The presence of normal tissue in ectopic localization is the fundamental criterium for the diagnosis of heterotopic lesions, also called choristomas [1] [2] [3]. These are very rare benign entities usually appearing as a mass lesion detected clinically or radiologically. They have been described for different tissues, such as pancreatic choristoma in stomach [4], nasally located neural tissue (glial nasal heterotopia, nasal glioma) [5], thyroid tissue in tongue (lingual thyroid heterotopia) [6] or endometriosis [7].

Salivary heterotopia can present in two forms [8]. The most common one is intranodal, affecting peri-parotideal lymphatic nodules in babies and toddlers. Extranodal presentation can be subdivided into two forms. Lower extranodal lesions are related to pharingeal pouches and localize on the inferomedial aspect of the sternocleidomastoid muscle [9] [10] [11]. Cranial extranodal presentation embraces cases described in mandibles, ear, inner ear, palatine tonsil, mylohyoid muscle, pituitary gland and pontocerebellar angle [12] [13] [14]. It has to be stressed that ectopic salivary tissue can harbor abnormalities similar to those in its orthotopic counterpart, such as metaplasia, cystic transformation or neoplasia [15] [16].

Our case is a hitherto undescribed localization of salivary heterotopy. Sphenoidal involvement cases are localized beneath sella turcica and affect pituitary gland. To the best of our knowledge, no cases localized in clivus have been reported.

An incidentally discovered lesion in clivus must be differentiated from other rare entities encountered on this localization. Chondrosarcoma, malignant neoplasia of cartilaginous lineage [17], chordoma, a locally aggressive tumor of notochordal origin [18], ectopic hypophysiary adenoma [19], salivary carcinoma metastases or the very rare ecchordosis physaliphora, a benign congenital lesion due to notochordal tissue remnants [20], should be borne in mind.
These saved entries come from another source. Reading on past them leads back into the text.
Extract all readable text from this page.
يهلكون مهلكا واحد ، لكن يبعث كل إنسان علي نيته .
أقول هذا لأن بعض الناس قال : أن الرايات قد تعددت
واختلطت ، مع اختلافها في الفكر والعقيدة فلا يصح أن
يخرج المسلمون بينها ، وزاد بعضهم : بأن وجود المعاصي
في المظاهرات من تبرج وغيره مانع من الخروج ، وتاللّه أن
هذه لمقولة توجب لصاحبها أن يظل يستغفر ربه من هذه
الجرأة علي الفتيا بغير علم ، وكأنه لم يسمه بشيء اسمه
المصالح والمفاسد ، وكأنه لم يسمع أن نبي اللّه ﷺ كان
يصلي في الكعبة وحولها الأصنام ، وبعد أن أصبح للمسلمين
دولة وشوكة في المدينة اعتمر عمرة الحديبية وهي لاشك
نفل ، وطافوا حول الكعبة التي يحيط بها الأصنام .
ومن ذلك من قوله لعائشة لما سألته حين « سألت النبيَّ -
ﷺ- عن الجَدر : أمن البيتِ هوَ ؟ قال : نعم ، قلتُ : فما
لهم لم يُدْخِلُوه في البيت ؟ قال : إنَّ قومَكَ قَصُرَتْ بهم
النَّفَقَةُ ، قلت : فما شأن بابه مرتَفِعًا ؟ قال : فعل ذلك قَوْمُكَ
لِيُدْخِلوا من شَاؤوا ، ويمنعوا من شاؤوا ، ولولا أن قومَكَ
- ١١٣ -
In our case, the benign clinical and radiological presentation and, conclusively, the histological picture of a normal salivary gland discard the above-mentioned primary lesions.

A year after surgery the patient remains asymptomatic and without recurrence of the lesion.

Finally, we would like to emphasize the relevance of a close collaboration between clinicians, radiologists, and pathologists to optimize our healthcare endeavor.

Conflicts of Interest

The authors declare no conflicts of interest regarding the publication of this paper.